Grüner Streit um DVU

Grüne befürchten Aufwertung der Deutschen Volksunion durch Aktuelle Stunde zur DVU-Postwurfsendung  ■  Aus Bonn Gerd Nowakowski

Auseinandersetzungen gab es in der Bundestagsfraktion der Grünen vor der für gestern angesetzten Aktuellen Stunde über die Postbeförderung von Propagandamaterial der Deutschen Volks-Union. Mit der öffentlichen Beschäftigung zu diesem Thema würden die rechtsradikalen Parteien ungewollt aufgewertet, kritisierten Fraktionsmitglieder. Der Berliner Abgeordnete Peter Sellin forderte, die Aktuelle Stunde vor den Wahlen in Berlin am kommenden Sonntag abzusetzen.

Demonstrationen und Auseinandersetzungen mit der Polizei gegen die in Berlin kandidierenden Republikaner hätten dazu beigetragen, „daß aus der unbedeutenden Gruppe ein Faktor geworden ist“, sagte Sellin. Jüngste Meinungsumfragen zeigen die Republikaner in Berlin inzwischen bei drei Prozent der Stimmen.

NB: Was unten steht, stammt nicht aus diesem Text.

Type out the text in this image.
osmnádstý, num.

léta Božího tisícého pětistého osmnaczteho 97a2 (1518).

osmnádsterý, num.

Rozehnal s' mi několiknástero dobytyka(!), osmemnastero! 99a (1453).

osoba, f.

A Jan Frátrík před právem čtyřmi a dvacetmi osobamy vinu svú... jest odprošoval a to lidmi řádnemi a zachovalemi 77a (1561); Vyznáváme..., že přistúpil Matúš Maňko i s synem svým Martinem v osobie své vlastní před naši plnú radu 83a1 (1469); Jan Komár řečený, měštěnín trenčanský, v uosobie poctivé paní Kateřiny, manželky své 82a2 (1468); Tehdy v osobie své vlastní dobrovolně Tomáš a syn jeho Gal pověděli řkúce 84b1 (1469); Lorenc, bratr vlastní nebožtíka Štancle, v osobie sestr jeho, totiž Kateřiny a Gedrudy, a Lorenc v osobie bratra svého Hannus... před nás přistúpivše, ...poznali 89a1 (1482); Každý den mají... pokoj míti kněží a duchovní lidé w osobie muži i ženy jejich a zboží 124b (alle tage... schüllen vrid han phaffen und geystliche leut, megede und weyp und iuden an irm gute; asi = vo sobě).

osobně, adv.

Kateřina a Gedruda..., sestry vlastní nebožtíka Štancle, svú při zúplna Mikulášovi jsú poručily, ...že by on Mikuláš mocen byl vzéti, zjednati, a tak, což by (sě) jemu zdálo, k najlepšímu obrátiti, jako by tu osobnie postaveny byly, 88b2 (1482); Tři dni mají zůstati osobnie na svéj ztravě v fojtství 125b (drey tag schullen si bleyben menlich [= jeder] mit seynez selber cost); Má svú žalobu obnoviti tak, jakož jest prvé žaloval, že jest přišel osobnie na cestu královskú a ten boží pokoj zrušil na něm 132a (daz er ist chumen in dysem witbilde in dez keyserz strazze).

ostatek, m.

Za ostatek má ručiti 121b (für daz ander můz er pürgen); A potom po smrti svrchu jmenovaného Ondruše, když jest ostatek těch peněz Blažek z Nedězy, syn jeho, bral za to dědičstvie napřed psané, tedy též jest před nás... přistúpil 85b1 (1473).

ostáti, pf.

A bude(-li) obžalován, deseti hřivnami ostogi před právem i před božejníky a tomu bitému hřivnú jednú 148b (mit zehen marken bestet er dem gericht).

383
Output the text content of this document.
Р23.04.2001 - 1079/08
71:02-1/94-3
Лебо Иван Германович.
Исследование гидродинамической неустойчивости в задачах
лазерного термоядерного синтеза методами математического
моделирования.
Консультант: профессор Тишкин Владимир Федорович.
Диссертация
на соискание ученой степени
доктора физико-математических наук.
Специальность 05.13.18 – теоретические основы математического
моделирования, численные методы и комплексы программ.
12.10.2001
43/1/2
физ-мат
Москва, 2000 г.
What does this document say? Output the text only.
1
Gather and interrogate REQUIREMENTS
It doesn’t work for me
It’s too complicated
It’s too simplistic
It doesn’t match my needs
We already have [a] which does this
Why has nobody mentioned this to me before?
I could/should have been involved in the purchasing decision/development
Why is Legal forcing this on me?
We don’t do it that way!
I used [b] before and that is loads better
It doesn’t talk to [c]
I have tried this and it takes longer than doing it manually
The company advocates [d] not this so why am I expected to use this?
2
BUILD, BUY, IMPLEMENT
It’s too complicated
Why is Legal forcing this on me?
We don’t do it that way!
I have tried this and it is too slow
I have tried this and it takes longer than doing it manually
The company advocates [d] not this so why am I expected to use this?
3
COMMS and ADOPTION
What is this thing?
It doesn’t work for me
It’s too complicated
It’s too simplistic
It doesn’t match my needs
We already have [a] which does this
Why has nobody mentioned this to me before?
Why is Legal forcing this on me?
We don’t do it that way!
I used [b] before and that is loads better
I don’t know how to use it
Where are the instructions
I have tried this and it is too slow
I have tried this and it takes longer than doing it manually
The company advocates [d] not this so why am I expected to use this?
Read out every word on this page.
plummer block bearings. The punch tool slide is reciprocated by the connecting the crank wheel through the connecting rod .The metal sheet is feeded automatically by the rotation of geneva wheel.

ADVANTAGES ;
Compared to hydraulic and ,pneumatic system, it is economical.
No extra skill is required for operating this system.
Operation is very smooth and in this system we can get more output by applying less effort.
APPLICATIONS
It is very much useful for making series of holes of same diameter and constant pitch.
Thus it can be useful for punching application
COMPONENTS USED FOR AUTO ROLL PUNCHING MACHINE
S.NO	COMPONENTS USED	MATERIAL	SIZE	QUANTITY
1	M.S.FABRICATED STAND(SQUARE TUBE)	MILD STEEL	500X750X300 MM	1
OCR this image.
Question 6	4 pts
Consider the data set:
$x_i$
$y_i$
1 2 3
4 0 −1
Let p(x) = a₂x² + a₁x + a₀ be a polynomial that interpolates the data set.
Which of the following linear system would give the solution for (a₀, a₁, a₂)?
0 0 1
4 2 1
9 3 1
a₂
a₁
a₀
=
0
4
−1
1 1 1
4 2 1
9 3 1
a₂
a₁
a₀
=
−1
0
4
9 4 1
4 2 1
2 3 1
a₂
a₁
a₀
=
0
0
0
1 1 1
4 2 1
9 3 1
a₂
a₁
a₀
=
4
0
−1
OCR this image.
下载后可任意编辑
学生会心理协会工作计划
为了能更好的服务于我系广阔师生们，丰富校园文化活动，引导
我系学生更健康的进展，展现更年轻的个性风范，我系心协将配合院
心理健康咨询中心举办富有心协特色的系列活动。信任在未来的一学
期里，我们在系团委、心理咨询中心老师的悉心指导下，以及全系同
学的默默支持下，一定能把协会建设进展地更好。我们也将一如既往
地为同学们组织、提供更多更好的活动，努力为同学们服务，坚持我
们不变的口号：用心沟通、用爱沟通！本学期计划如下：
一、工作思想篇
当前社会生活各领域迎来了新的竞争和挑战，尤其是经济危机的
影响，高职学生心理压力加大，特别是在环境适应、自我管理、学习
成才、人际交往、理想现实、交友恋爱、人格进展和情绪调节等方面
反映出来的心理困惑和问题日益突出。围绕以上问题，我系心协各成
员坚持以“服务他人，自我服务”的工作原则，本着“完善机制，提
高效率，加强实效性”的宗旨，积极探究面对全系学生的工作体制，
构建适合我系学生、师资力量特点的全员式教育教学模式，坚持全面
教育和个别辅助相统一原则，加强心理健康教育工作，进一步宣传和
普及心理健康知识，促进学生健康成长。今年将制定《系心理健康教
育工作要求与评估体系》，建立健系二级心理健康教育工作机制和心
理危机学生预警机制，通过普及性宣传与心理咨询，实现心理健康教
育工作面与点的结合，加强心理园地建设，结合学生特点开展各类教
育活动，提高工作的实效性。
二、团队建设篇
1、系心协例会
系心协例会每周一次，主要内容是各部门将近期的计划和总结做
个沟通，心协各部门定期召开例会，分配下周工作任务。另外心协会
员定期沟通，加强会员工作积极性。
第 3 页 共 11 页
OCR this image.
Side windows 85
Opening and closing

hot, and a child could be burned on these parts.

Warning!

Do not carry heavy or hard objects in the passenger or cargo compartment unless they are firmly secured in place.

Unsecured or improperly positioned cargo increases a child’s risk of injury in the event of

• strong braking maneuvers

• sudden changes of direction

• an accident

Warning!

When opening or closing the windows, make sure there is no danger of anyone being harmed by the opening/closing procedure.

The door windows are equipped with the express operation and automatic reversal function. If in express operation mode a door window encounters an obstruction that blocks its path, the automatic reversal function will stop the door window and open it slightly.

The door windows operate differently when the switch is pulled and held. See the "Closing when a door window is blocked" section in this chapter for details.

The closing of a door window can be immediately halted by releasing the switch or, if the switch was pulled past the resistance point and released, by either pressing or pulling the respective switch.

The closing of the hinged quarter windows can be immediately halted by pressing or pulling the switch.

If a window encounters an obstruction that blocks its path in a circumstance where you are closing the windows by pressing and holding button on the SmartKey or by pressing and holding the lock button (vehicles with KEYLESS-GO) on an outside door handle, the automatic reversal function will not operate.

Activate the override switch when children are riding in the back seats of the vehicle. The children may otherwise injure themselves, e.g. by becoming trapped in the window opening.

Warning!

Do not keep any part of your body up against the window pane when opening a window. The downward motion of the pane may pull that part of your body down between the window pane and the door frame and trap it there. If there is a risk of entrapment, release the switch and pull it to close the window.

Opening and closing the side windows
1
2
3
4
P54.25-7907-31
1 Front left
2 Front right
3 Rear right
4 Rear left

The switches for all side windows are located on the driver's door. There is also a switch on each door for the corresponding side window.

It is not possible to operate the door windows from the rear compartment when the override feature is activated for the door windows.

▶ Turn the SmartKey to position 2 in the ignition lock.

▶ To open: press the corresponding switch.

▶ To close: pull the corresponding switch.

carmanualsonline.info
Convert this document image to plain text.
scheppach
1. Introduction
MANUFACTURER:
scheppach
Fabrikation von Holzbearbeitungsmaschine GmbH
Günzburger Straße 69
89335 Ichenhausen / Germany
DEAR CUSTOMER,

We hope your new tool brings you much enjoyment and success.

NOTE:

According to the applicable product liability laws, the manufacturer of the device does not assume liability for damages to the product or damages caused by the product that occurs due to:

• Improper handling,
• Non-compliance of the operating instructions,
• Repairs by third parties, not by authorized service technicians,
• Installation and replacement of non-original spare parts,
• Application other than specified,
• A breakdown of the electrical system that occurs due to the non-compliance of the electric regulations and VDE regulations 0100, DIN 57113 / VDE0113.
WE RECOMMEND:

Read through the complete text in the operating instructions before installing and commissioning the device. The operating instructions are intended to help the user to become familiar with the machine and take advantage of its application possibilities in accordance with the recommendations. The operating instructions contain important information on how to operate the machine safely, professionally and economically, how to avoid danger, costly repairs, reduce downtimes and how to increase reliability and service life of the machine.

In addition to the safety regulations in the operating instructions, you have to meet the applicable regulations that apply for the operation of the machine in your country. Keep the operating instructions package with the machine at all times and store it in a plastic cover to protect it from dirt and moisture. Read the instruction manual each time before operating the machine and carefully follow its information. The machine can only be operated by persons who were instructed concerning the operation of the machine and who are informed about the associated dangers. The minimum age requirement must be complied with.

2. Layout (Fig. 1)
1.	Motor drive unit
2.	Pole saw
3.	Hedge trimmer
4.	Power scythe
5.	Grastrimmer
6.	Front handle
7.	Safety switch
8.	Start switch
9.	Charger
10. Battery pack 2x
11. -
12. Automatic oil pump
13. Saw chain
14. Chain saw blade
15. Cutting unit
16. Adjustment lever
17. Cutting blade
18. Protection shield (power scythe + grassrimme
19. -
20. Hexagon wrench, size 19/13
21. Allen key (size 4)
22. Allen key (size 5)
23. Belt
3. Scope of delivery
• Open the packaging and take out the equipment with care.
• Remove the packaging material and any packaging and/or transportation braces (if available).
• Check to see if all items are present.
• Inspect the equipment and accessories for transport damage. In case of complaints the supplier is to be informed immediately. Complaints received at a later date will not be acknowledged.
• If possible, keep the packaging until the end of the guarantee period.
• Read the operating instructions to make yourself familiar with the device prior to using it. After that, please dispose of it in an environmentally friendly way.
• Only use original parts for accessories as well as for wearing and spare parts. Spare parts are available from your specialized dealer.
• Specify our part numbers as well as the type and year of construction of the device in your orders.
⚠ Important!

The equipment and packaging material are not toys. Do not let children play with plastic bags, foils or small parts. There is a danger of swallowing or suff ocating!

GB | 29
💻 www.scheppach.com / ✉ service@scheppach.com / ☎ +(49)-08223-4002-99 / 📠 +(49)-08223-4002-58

Auch der Abgeordente Eckhard Stratmann kritisierte unter heftigem Protest von Teilen der Fraktion einen blinden Antifachismus. Dabei bestehe wie im Falle der am vergangenen Wochenende verhinderten Gründung eines DVU-Landesverbands in Nordrhein-Westfalen die Gefahr, daß von links eine „Gewaltsprirale“ angezogen werde. Auseinandersetzungen, warum besonders Jungwähler sich angesprochen fühlten, würden bei den Grünen nicht geführt, sagte Sellin. Statt zu problematisieren, daß die Grünen offenbar nicht länger „Hoffnungsträger zur Lösung sozialer Probleme“ wie Arbeitslosigkeit seien, kultiviere man ein „überhebliches Gefühl“ des „Antifaschisten“, in dem selbst Postminister Schwarz-Schilling zum „Ersatz-Faschisten“ werde.

Angesichts der öffentlichehen Auseinandersetzungen um die Postwurfsendung sowie den um sich greifenden Widerstand unter Postbediensteten und -gewerkschaftern habe die Aktuelle Stunde ihre Berechtigung, wurde Sellin und Stratmann von der Fraktionsmehrheit entgegengehalten. Die Berlinerin Ellen Olms, die für die Grünen in der Aktuellen Stunde sprechen wird, betonte, gegen die Aktivitäten der Neonazis müsse „an jeder Stelle und an jedem Ort“ protestiert werden. Der Hinweis auf eine Aufwertung der Rechten durch öffentliche Auseinandersetzung sei eine „total falsche Argumentation“. Ziel der Aktuellen Stunde sei es darüber hinaus, Parrallelen zur Politik der CDU, wie in der Ausländerfrage, aufzuzeigen.

Bereits auf der lezten Bundeshauptausschußsitzung der Grünen Mitte Januar hatte es eine Kontroverse gegeben, wie sich der Vertreter der Grünen im Bundeswahlausschuß bei der Zulassungsfrage für die aus NPD und DVU gebildeten „Liste D“ verhalten solle.